In additional to sharing common missions, Providence and St. Joseph Health share similar heritages, the release noted. Although St. Joseph was established only 33 years ago, its roots date back to 1912 when a handful of Midwestern religious women, who became the Sisters of St. Joseph of Orange, traveled across the country to open a school and eventually a small hospital in the lumber town of Eureka, Calif. It eventually grew to serve other parts of the state, as well as communities in Texas and New Mexico.
Similarly, nearly 160 years ago, the Sisters of Providence voyaged from Montreal to Fort Vancouver, Wash., to launch health care services in the Northwest, eventually growing their organization to serve Washington, Oregon, Montana, California, and Alaska, the release said.
Although the two systems serve different communities, they noted in the press release that together they form a contiguous geographical service area. They also said that both systems include non-Catholic health care affiliates “that share a mission to care for everyone, especially those who are poor and vulnerable, and that they have maintained their original faith tradition or secular status, as well as their brands and rich heritage traditions.”
Providence Health & Services appears to be more than twice as large as St. Joseph Health, statistically speaking. Its system includes 34 hospitals, 475 physician clinics, senior services, supportive housing, and many other health and education services. Together with its affiliates, it employs more than 76,000 people across the five states it serves.
Counting its affiliates, it says on its website that it last year had total net income of $771 million on total net operating revenue of $12 billion last year, and it listed its total net assets at $7.9 billion. It says it recorded community benefit and charity care costs of $848 million.
By comparison, the St. Joseph Health system includes 16 hospitals, physician organizations, home health agencies, hospice care, skilled nursing facilities, clinics, outpatient services, and community outreach services, and it employs about 25,000 people.
St. Joseph doesn’t list net income figures on its website but says it had total revenue of $5.6 billion last year and that it recorded community benefit costs of $416.4 million.
Providence Health & Services announced four years ago that it planned to consolidate and relocate its billing functions in Spokane, adding that it expected as part of that plan to add more than 150 jobs to its service center here. Although its headquarters are on the west side of the state, it said it selected Spokane because of the Providence ministries located in Eastern Washington, customer accessibility, availability of labor and community resources, convenient transportation, and lower costs for labor and facilities.
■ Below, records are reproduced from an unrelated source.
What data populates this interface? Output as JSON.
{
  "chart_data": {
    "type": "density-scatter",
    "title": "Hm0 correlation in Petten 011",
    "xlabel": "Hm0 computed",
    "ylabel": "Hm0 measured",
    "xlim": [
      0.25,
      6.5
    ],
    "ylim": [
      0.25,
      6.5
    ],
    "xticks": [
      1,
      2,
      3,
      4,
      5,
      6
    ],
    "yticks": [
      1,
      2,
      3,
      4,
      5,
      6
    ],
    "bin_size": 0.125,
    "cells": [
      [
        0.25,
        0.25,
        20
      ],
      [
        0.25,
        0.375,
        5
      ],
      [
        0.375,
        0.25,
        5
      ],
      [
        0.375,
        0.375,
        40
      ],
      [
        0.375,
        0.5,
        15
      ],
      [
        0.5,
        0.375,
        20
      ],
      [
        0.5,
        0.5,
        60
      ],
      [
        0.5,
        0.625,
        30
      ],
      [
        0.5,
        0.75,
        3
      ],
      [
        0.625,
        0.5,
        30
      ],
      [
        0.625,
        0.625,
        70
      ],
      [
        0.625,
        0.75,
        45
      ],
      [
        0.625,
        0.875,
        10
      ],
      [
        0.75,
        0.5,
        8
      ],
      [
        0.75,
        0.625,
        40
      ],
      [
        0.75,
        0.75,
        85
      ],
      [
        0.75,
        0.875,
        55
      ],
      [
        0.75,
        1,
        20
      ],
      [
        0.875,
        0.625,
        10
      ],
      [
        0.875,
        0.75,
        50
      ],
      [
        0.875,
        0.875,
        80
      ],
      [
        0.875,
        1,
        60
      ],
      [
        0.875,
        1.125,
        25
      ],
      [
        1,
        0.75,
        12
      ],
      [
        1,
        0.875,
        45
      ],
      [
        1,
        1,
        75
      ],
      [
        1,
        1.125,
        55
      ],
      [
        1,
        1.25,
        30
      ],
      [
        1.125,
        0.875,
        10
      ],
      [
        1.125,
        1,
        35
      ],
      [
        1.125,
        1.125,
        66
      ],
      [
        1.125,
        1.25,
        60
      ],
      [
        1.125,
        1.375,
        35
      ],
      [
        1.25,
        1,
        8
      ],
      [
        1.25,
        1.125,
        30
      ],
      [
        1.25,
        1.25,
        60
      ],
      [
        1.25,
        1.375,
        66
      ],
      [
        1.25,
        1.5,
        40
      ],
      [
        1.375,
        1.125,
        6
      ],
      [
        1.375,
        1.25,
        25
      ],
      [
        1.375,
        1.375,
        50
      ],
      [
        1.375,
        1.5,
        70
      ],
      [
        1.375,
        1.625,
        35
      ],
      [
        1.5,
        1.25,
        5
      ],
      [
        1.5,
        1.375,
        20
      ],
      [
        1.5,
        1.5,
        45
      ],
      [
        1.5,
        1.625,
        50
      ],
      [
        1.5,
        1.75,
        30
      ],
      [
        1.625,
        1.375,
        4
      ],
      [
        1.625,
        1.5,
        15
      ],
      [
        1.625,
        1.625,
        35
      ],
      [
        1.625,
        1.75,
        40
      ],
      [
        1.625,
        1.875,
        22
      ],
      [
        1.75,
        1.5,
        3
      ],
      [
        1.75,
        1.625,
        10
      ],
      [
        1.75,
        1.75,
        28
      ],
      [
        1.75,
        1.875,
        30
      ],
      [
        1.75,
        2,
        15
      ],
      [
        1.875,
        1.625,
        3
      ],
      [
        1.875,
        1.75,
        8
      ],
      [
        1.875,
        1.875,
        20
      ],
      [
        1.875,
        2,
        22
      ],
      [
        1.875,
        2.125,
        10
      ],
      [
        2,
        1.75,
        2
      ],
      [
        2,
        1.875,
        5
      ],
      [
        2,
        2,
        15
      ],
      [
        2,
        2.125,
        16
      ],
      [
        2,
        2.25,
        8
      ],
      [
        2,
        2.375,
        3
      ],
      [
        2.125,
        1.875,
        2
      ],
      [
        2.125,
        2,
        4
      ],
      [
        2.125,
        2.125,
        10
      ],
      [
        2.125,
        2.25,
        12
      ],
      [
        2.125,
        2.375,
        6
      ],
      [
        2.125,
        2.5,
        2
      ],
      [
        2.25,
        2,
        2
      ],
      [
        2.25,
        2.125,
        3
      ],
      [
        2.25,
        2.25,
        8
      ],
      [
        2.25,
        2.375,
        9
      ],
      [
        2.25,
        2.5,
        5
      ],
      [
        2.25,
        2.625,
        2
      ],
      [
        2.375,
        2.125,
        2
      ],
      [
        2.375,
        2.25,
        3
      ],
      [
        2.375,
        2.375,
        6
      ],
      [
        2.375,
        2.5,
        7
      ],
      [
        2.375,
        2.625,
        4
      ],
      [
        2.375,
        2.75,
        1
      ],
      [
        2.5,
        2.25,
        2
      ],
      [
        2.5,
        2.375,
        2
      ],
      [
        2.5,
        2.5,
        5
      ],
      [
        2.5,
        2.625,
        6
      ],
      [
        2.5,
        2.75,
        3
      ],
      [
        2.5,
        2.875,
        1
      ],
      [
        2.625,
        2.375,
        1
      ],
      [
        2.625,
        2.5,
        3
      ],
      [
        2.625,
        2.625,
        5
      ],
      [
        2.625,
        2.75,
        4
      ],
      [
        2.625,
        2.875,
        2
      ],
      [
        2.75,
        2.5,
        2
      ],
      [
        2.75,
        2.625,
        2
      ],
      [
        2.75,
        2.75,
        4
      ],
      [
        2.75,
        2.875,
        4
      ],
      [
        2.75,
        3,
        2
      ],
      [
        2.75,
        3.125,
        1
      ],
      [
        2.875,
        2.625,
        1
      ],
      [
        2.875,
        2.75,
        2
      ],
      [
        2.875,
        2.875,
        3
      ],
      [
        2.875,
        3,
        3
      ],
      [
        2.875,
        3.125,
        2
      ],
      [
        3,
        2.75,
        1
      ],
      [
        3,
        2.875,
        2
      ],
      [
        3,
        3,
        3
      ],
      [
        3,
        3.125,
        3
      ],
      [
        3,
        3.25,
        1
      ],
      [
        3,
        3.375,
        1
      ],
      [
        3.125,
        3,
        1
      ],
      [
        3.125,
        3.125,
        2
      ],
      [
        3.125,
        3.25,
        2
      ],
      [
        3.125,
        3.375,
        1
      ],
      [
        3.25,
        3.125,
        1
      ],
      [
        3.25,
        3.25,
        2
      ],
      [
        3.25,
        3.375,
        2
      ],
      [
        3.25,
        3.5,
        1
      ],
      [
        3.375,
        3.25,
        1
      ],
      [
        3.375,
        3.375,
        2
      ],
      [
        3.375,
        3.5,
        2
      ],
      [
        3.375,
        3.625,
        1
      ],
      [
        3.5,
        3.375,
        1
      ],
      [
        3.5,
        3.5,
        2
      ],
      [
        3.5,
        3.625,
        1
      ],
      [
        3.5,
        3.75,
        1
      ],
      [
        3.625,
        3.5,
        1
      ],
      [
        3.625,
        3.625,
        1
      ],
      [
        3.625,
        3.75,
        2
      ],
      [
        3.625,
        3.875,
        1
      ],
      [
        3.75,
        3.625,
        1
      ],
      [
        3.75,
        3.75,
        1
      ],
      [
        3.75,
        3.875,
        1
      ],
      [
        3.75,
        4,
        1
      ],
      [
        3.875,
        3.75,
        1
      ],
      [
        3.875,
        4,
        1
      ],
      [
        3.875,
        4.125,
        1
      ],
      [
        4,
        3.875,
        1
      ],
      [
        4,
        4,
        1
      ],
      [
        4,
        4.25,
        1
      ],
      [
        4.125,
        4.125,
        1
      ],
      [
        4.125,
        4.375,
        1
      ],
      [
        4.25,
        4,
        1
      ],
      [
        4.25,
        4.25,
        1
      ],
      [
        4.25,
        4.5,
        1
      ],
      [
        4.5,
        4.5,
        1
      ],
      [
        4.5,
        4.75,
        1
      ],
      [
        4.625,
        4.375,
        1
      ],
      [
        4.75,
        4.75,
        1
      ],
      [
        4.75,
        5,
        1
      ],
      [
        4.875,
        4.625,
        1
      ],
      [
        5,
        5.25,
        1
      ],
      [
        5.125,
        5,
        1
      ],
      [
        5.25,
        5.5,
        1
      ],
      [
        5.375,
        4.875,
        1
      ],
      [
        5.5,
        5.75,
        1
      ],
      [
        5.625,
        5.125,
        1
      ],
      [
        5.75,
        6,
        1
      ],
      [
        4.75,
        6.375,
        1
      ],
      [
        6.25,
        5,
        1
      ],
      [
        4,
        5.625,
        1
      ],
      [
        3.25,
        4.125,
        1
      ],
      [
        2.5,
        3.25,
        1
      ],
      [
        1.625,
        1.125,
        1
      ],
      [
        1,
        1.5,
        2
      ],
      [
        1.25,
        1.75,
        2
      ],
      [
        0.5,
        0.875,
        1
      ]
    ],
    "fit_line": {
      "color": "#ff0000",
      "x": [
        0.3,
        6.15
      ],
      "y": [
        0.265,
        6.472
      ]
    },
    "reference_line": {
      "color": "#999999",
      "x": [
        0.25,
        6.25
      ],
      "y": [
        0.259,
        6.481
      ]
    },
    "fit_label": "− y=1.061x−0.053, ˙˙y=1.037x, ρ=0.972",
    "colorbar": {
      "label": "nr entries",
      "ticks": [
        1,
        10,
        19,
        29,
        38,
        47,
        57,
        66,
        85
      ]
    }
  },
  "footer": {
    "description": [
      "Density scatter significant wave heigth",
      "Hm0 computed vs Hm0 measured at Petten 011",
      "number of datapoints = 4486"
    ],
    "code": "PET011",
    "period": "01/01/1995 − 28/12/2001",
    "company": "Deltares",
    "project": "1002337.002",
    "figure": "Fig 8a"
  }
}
The Spokane hub of Providence’s Revenue Cycle Management, it said, would focus on billing and follow-up with commercial providers such as Premera, Group Health, and Regence, as well as business functions such as cash posting and patient correspondence.
Providence Health & Services was established formally on Jan. 1, 2006, when Spokane-based Providence Services, the parent company of Providence Health Care, merged with Seattle-based affiliate Providence Health System.
Providence Health Care, originally named Providence Services Eastern Washington (PSEW), was formed in 1998 when six hospitals operating under the Providence Services umbrella joined together formally under a single corporation.
Aside from Sacred Heart, those hospitals include Spokane’s Holy Family Hospital; St. Mary Medical Center, in Walla Walla; and hospitals in Deer Park, Chewelah, and Colville that, together with Holy Family, made up the Dominican Network, named after the Dominican Sisters who founded the health care ministry. The Deer Park hospital has since closed.
The Dominican Network became part of Providence Services in 1993, when the Dominican Sisters transferred sponsorship of the network to the Sisters of Providence.